Pic : Cold Men Young, live @ the Magic Stick in Detroit
Of the acts of the evening, Cold Men Young was probably the most impressive. We strongly encourage you to check out and support these outstanding musicians whenever you can. Their music is the kind of stuff they *should* play on the radio.
After Cold Men Young, David Blair hit the stage.
Blair, a 36-year-old Detroit-based singer-songwriter and poet, hit the Magic Stick’s stage with a charisma that was true to the Detroit spirit. He was passionate with his poetry about human hardship and the success that rises from struggle, and played an acoustic set of both original cover songs.
Pic: David Blair, a poet/musician, jams out @ the Magic Stick in Detroit
Blair was a musician long before he wrote poetry. His interest in music started when he was a child singing in the Mount Cavalry Baptist Church in New Jersey. He grew up listening to artists like Chuck Berry and Hank Williams, but he’ll tell you that Queen and Stevie Wonder are the two artists that have influenced him the most.

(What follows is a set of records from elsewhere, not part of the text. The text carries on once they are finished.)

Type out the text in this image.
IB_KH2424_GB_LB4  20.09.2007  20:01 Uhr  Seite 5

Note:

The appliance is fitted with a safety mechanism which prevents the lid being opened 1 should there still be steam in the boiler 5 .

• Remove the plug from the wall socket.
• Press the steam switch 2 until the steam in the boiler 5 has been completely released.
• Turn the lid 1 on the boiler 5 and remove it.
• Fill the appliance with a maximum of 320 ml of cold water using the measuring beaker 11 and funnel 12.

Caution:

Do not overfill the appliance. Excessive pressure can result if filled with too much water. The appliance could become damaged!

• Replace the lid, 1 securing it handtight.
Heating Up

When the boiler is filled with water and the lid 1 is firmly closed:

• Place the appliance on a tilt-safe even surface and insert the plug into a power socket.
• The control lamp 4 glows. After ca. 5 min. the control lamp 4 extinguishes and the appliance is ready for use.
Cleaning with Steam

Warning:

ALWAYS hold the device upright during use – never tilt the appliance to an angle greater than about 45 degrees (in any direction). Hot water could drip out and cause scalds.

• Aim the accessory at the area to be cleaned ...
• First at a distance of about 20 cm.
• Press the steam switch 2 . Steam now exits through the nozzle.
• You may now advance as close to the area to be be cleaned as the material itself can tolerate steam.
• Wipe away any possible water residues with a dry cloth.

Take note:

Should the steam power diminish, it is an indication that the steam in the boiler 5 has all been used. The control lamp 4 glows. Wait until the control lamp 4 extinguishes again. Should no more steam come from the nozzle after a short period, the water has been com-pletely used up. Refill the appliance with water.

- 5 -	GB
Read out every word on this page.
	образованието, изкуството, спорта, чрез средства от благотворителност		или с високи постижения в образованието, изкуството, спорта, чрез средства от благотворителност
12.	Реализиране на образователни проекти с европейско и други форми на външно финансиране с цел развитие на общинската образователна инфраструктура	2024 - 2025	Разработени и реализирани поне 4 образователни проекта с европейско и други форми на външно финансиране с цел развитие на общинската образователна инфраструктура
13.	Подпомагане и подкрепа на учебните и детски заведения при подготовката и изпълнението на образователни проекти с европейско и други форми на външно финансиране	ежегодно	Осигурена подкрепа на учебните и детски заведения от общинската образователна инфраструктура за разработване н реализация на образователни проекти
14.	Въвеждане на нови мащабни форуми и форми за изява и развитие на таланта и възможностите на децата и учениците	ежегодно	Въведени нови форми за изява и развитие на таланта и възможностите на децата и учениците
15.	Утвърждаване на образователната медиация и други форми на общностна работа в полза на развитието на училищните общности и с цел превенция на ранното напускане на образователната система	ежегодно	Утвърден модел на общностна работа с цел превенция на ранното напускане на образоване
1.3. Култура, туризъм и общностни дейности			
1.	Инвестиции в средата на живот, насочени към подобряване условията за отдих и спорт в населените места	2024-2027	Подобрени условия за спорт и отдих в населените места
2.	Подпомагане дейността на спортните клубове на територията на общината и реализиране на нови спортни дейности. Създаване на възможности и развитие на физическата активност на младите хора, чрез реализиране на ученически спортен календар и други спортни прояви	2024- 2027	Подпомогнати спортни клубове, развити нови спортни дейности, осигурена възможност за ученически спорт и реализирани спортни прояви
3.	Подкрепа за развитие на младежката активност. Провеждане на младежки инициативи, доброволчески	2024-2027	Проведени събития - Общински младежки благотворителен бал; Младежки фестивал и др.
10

He has been nominated for seven Detroit Music Awards, awarded The Metro Times’ Best Urban Folk Poet, Real Detroit Weekly’s Best Solo Artist and Seattle-based BENT Writing Institute Mentor Award. In addition, his band, The Boyfriends, recently released their album The Line on Repeatable Silence Records.
Poetry came into Blair’s life unexpectedly when he won the National Poetry Slam Team Championship in 2002. Since then, he has released his first book of poetry called “Moonwalking,” teaches poetry and music classes in Detroit Public Schools, a featured poet on the January 2005 HBO Def Poetry Jam, toured the United States and Europe and has performed with several famous acts such as Wilco, Cat Power, Michael Moore and his favorite, Stevie Wonder.
Some of his most notable covers that night were songs by Ben Harper and The Beatles. These are two huge artists to live up to, but Blair did them justice with his soulful, melodic vocals and expert-level skills on his 6-string. Blair truly is a talented and respectable artist with great love and passion for his trade.
Some time later a man stepped up on the stage waving a book. He provoked the crowd "People talk about crazy like its a bad thing. But crazy people never hurt anyone. I'm a little crazy."
Indeed that proved a rather apt assessment as this individual — John Trudell . He launched into a long and raving speech that appeared to vaguely have some sort of message about approaching life with energy and love.
Pic: John Trudell lets loose @ the Magic Stick in Detroit
However, the message was so confused under layer after layer of crushing overplayed metaphors that it was at times almost painful to follow. Some people, though, (perhaps the more intoxicated members of the crowd) were extremely enthusiastic about the performance.
Trudell filled us in about how the human mind is full of "toxic waste" and "if we can refined uranium we can refine human energy". Don't ask us what that means. Supposedly Trudell is an award winning poet. We wonder who, in their right mind would give him an award, if he spewed out this kind of nonsense stream back then.
While it was kinda scary to see some people taking Trudell's rant seriously, it was a somewhat amusing performance. Even if it did make our heads hurt a bit.
In the end the USSF social forum was a quirky and ecletic mix of content, that would be nice to see more of in Detroit. And it ultimately was working for some good causes, so it was hard to not love this event.